Weekend Reflection: Man On Fire
Rage, Feedback, Psychobabble, Hmmm...LESS SERIOUSLY..., Seriously May 9th, 2008
Friday, Lafayette, Indiana
Perhaps it was the intensity of being on the East Coast where I traveled to speak. Spending a few days in Boston, a great city to visit, I got caught up as I usually do in the hot rhythm of the city’s pace. Looking back on the observations this week are realized I have been ranting, intense like a man on fire. So perhaps it’s fitting that I conclude this week of froth with a reflection on the futility of purposeless intensity.

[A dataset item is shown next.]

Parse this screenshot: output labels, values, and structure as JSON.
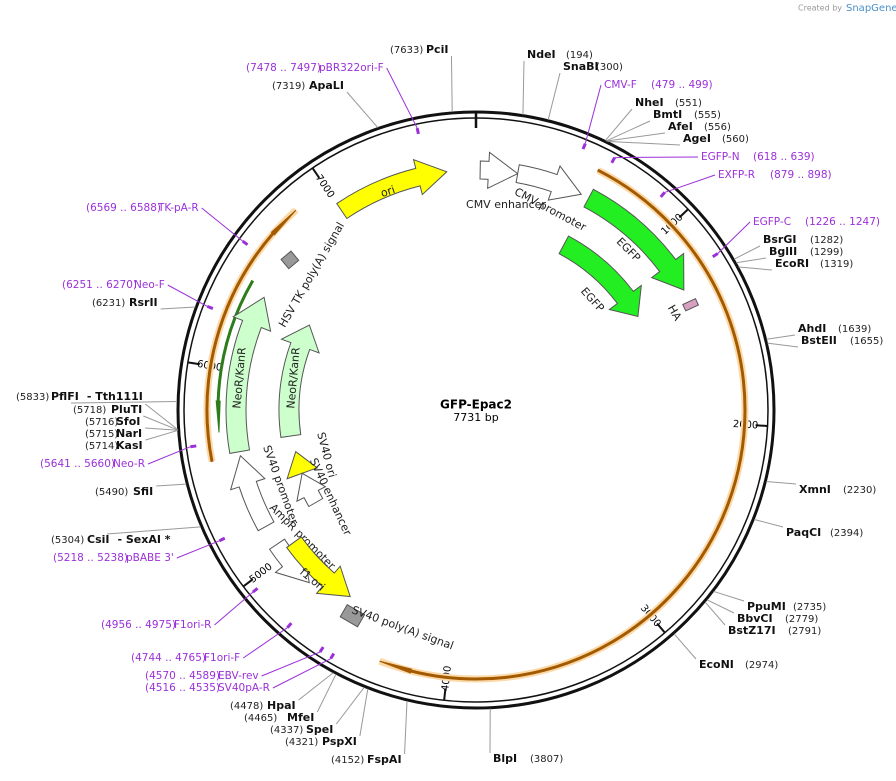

I suppose it goes along with having passion for my life and work that it is an ever present challenge to rein in my intensity, to direct my energy with more focus and less spill over. As I approach my seventh decade of life it is still a challenge to be a person of greater serenity without surrendering my enthusiasm for my ministry. My sister Pat is a therapist in Virginia and has worked for many years in hospice with dying patients. It’s evident that this experience has gone a long way toward shaping her perspective, a perspective I admire and seek to emulate. If I have trouble with this life and never, blessed as I am, it’s no wonder that society is free quickly plagued by the misdirected passions of people whose lives are characterized by relentless suffering. So many people feel trapped, and they are trapped behind walls of their relationships, their debt or the homes of their childhood. What do they do with their energy?
While it may seem like a stretch intellectually, this issue feels very connected to me with my work promoting social connection, for my speaking and writing on refrigerator rights. You know, the kind of relationships with people who can just come into a refrigerator without needing to ask permission. These are the very kinds of connections and friendships that are missing in the lives of most Americans. When our lifestyle is characterized by radical individuality and social isolation we wind up becoming dependent on our own personal, emotional resources. And quite frankly, from a psychological point of view this is simply not adequate to maintain an equilibrium in our mood.

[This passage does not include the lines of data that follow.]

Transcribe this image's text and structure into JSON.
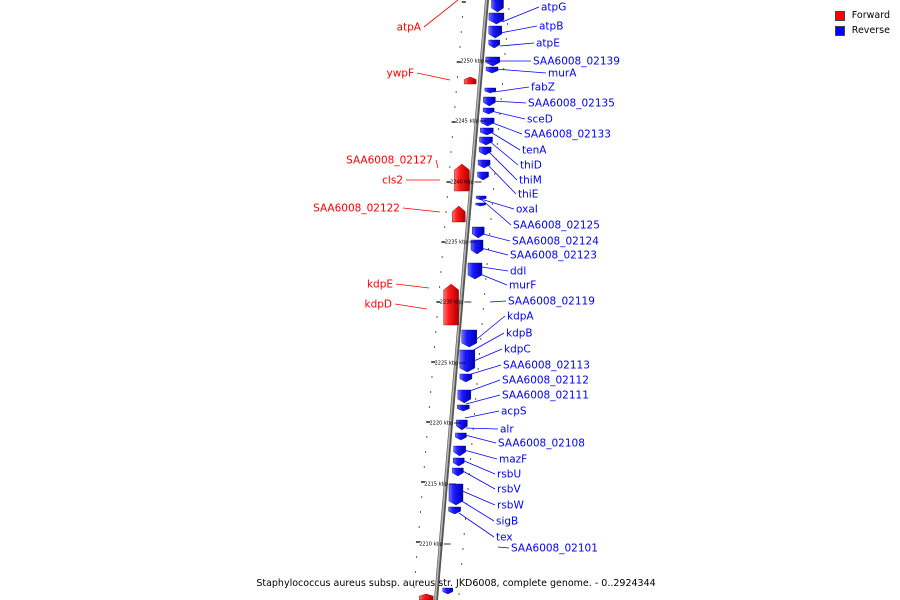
{
  "legend": {
    "forward_label": "Forward",
    "reverse_label": "Reverse",
    "forward_color": "#ff0000",
    "reverse_color": "#0000ff"
  },
  "caption": "Staphylococcus aureus subsp. aureus str. JKD6008, complete genome. - 0..2924344",
  "colors": {
    "forward": "#ff0000",
    "reverse": "#0000ff",
    "backbone": "#8a8a8a"
  },
  "scale_unit": "kbp",
  "scale_ticks": [
    2250,
    2245,
    2240,
    2235,
    2230,
    2225,
    2220,
    2215,
    2210
  ],
  "genes": [
    {
      "name": "atpA",
      "strand": "forward"
    },
    {
      "name": "atpG",
      "strand": "reverse"
    },
    {
      "name": "atpB",
      "strand": "reverse"
    },
    {
      "name": "atpE",
      "strand": "reverse"
    },
    {
      "name": "SAA6008_02139",
      "strand": "reverse"
    },
    {
      "name": "murA",
      "strand": "reverse"
    },
    {
      "name": "ywpF",
      "strand": "forward"
    },
    {
      "name": "fabZ",
      "strand": "reverse"
    },
    {
      "name": "SAA6008_02135",
      "strand": "reverse"
    },
    {
      "name": "sceD",
      "strand": "reverse"
    },
    {
      "name": "SAA6008_02133",
      "strand": "reverse"
    },
    {
      "name": "tenA",
      "strand": "reverse"
    },
    {
      "name": "SAA6008_02127",
      "strand": "forward"
    },
    {
      "name": "thiD",
      "strand": "reverse"
    },
    {
      "name": "cls2",
      "strand": "forward"
    },
    {
      "name": "thiM",
      "strand": "reverse"
    },
    {
      "name": "thiE",
      "strand": "reverse"
    },
    {
      "name": "SAA6008_02122",
      "strand": "forward"
    },
    {
      "name": "oxaI",
      "strand": "reverse"
    },
    {
      "name": "SAA6008_02125",
      "strand": "reverse"
    },
    {
      "name": "SAA6008_02124",
      "strand": "reverse"
    },
    {
      "name": "SAA6008_02123",
      "strand": "reverse"
    },
    {
      "name": "ddl",
      "strand": "reverse"
    },
    {
      "name": "murF",
      "strand": "reverse"
    },
    {
      "name": "kdpE",
      "strand": "forward"
    },
    {
      "name": "kdpD",
      "strand": "forward"
    },
    {
      "name": "SAA6008_02119",
      "strand": "reverse"
    },
    {
      "name": "kdpA",
      "strand": "reverse"
    },
    {
      "name": "kdpB",
      "strand": "reverse"
    },
    {
      "name": "kdpC",
      "strand": "reverse"
    },
    {
      "name": "SAA6008_02113",
      "strand": "reverse"
    },
    {
      "name": "SAA6008_02112",
      "strand": "reverse"
    },
    {
      "name": "SAA6008_02111",
      "strand": "reverse"
    },
    {
      "name": "acpS",
      "strand": "reverse"
    },
    {
      "name": "alr",
      "strand": "reverse"
    },
    {
      "name": "SAA6008_02108",
      "strand": "reverse"
    },
    {
      "name": "mazF",
      "strand": "reverse"
    },
    {
      "name": "rsbU",
      "strand": "reverse"
    },
    {
      "name": "rsbV",
      "strand": "reverse"
    },
    {
      "name": "rsbW",
      "strand": "reverse"
    },
    {
      "name": "sigB",
      "strand": "reverse"
    },
    {
      "name": "tex",
      "strand": "reverse"
    },
    {
      "name": "SAA6008_02101",
      "strand": "reverse"
    }
  ]
}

Struggling with a personality characterized by too much emotional intensity is, for me, a symptom of not having enough interpersonal outlets to keep our mood stable. A significant part of personal health is having the ability and freedom to speak candidly with those who care about us about what thrills us and what frustrates us in our work and with our families. Without having these connections, we are at risk to vent in inappropriate places. Therapists refer to this as displaced anger. It comes out in any variety of odd settings, from the way we drive to the ideology we attach to, and are in tolerance for the behavior of strangers we encounter every day.
Given that I have spent most of this week venting about things in the culture, it tells me I probably need to get some contact with family and friends. I will do that this weekend, and hope you have opportunities to do the same. Have a great couple of days and spend some time with people who care about you, or begin the process of creating those kinds of connections.